25 de febrero de 2016

Huele a rojo y negro

-Podría pasar la eternidad enterrando mi nariz en tu nuca.

Olía a rojo, su cuerpo, sus manos tibias. Sus mejillas coloradas, sus labios después de besar los míos, su nariz cuando estaba apunto de explotar de pasión, sus caderas cuando mostraba las huellas de las mis manos.
El rojo de su piel y la sangre de nuestras espaldas nos embriagaban y nos impedían alejarnos de esa cama blanca donde sus pantalentas negras de encaje rompían mi sensatez.
Su piel blanca se erizaba con el rose de la punta de mis dedos. Hablaba. Hablaba con ese acento el cual yo no entendía pero debilitaba mis rodillas.
Bailaban sus senos blandoas sobre mis caderas y sus pezones colorados me retaban con su altanería.  Devorarlos. Perderme de en el sabor de su pecho era más de lo que podía pedir.
De pie, sintiendo el gris frío en la espada y lo tibio de sus dedos recorrer mis muslos mientras su lengua conversa con mi pecho, msi caderas tiembla y casi podía  sentir su sonrisa moriendo mis pezones erectos. Mis piernas tiemblaban,  me tambaleaban, me aferré al lunar de su espalda como un escalador lo haría del precipicio.
Gemidos. Los suyos los míos, y los de esos chicos en la habitación de al lado.
Encaje negro en el piso. Tomo sus cabellos rojizos desordenados y cuento una a una las pecas de tu espalda, sus caderas bailan contra el gris de la pared mientras súplica que entierre mi cabeza en su su cuerpo.

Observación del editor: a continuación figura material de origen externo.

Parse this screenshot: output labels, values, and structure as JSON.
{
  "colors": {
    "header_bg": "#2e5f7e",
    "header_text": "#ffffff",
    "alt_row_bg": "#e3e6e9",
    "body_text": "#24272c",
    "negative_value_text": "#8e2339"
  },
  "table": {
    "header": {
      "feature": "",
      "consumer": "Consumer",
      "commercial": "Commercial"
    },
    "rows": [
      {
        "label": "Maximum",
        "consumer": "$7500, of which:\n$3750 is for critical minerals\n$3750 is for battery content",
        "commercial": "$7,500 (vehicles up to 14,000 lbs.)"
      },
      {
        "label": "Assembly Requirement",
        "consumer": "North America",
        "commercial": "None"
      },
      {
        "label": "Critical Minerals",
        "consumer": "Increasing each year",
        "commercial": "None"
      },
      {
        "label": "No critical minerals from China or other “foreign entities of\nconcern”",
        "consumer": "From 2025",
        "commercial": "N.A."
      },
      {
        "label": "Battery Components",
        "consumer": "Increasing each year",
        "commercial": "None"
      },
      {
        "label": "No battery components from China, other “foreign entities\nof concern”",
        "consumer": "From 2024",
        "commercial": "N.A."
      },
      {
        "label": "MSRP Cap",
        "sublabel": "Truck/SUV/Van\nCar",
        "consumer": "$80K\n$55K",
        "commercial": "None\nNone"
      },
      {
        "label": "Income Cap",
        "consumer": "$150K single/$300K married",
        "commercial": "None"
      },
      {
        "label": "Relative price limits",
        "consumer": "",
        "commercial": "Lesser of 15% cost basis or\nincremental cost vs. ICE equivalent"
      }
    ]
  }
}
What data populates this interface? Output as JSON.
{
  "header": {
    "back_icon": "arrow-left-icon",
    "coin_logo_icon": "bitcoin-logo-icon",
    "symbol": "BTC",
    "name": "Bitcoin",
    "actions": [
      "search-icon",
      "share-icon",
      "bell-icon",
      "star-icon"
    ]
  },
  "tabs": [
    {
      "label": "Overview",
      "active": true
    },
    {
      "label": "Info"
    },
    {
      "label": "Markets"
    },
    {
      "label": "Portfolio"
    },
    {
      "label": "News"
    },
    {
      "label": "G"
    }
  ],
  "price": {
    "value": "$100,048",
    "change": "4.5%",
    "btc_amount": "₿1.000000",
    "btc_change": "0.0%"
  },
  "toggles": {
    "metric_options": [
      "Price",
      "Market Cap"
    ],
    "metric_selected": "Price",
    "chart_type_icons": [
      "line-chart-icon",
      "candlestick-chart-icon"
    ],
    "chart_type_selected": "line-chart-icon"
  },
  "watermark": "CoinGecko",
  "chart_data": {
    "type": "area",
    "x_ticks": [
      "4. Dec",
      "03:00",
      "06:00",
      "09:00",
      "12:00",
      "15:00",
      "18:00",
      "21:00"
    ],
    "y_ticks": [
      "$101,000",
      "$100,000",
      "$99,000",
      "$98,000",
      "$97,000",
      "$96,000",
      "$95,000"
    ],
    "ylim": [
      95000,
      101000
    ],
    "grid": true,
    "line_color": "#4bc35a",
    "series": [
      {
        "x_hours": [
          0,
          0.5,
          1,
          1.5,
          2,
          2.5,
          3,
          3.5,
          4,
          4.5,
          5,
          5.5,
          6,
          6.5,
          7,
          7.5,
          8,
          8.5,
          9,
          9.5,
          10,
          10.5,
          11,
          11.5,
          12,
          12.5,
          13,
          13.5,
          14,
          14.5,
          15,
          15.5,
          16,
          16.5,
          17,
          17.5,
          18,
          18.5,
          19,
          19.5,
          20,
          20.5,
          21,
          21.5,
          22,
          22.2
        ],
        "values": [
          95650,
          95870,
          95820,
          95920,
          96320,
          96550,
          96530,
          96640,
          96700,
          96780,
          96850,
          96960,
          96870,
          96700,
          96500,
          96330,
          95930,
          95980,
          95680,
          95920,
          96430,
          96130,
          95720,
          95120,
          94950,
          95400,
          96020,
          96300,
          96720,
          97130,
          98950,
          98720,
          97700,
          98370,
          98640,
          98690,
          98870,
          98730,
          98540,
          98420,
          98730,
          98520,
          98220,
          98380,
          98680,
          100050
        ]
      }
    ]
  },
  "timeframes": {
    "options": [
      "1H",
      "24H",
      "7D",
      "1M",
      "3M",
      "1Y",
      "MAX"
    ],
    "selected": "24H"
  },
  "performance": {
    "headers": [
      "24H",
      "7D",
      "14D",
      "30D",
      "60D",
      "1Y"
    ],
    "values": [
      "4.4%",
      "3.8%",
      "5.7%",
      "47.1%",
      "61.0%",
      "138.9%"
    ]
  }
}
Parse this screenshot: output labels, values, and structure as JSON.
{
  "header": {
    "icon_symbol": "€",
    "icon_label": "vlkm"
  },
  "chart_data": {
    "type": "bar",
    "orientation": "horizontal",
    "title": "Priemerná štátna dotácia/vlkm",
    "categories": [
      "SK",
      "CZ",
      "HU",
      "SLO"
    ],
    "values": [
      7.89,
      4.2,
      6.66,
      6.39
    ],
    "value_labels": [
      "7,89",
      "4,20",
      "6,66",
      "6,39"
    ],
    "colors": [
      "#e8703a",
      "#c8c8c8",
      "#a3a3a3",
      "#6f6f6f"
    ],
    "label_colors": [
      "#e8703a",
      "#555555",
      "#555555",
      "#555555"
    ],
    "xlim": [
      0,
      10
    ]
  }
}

-Podría pasar la eternidad enterrando mi nariz en tu nuca.

Cuando me acurruqué en busca de los rizos rojos desordenados ella ya no estaba, ni el vestido blanco que adornadaba la falsa madera, ni los gemidos de las otras habitaciones. Allí estaba yo, con un temblor en las rodillas y un sabor dulce en los dedos.